The” German Look”: der Deutsche Blick in the Workplace
A corporate culture of brutality and fear is the perfect recipe for creating the kind of paranoid, hushed behavior that characterized civilian life during the Nazi regime or the subsequent plight of East Germany (and increasingly the USSA). It has been called “the German look” or der Deutsche Blick. People with der Deutsche Blick always look to each side and behind them before talking – just to make sure that unwanted ears are not listening.

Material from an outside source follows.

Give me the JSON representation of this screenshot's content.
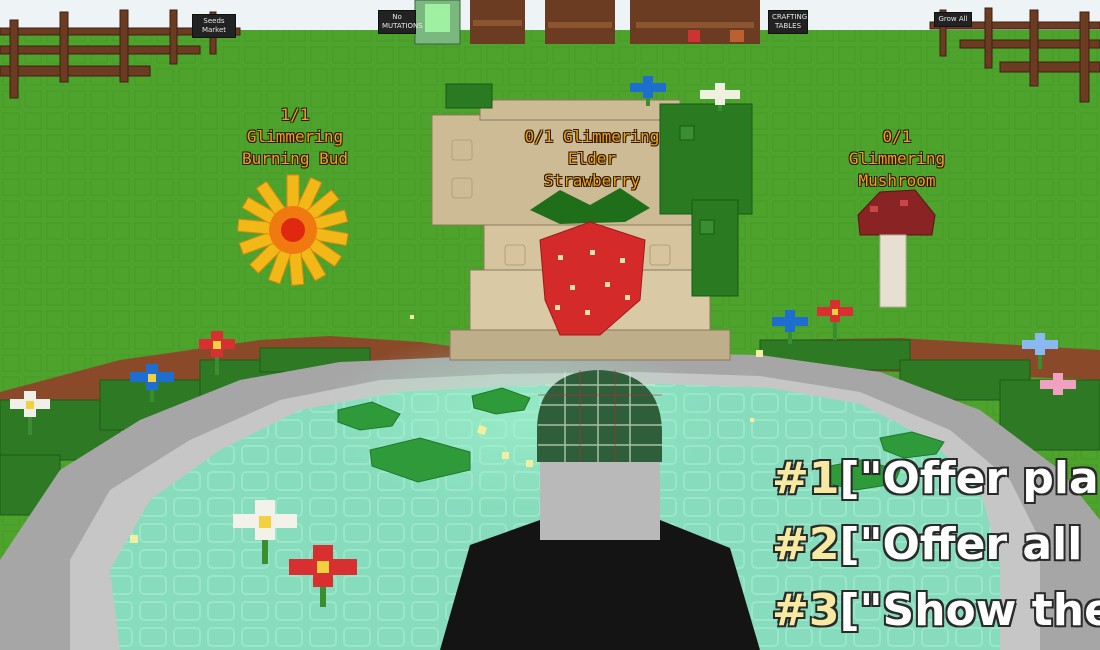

So how will the Human Resources Department and the Legal Department manage the unfriendly workplace that they are creating with this “hire the vet” policy? Even worse, what will employees do when they are treated in a heavy-handed fashion – with escalating intensity – day after day as a result of this official policy? Your guess is as good as mine, but I’ll want to know how many steps I am from the exit when it happens.
Yarlan Zey used to write frequently for Strike The Root under his real name, but he had to abandon his home-office career, which allowed him to publish proudly under that name. He still needs a paycheck, but under the hire-the-vet regime of his current employer, he would quickly become toast if this bit of fun were connected to him. He is now looking next to himself with a quick glance to the rear. Oops!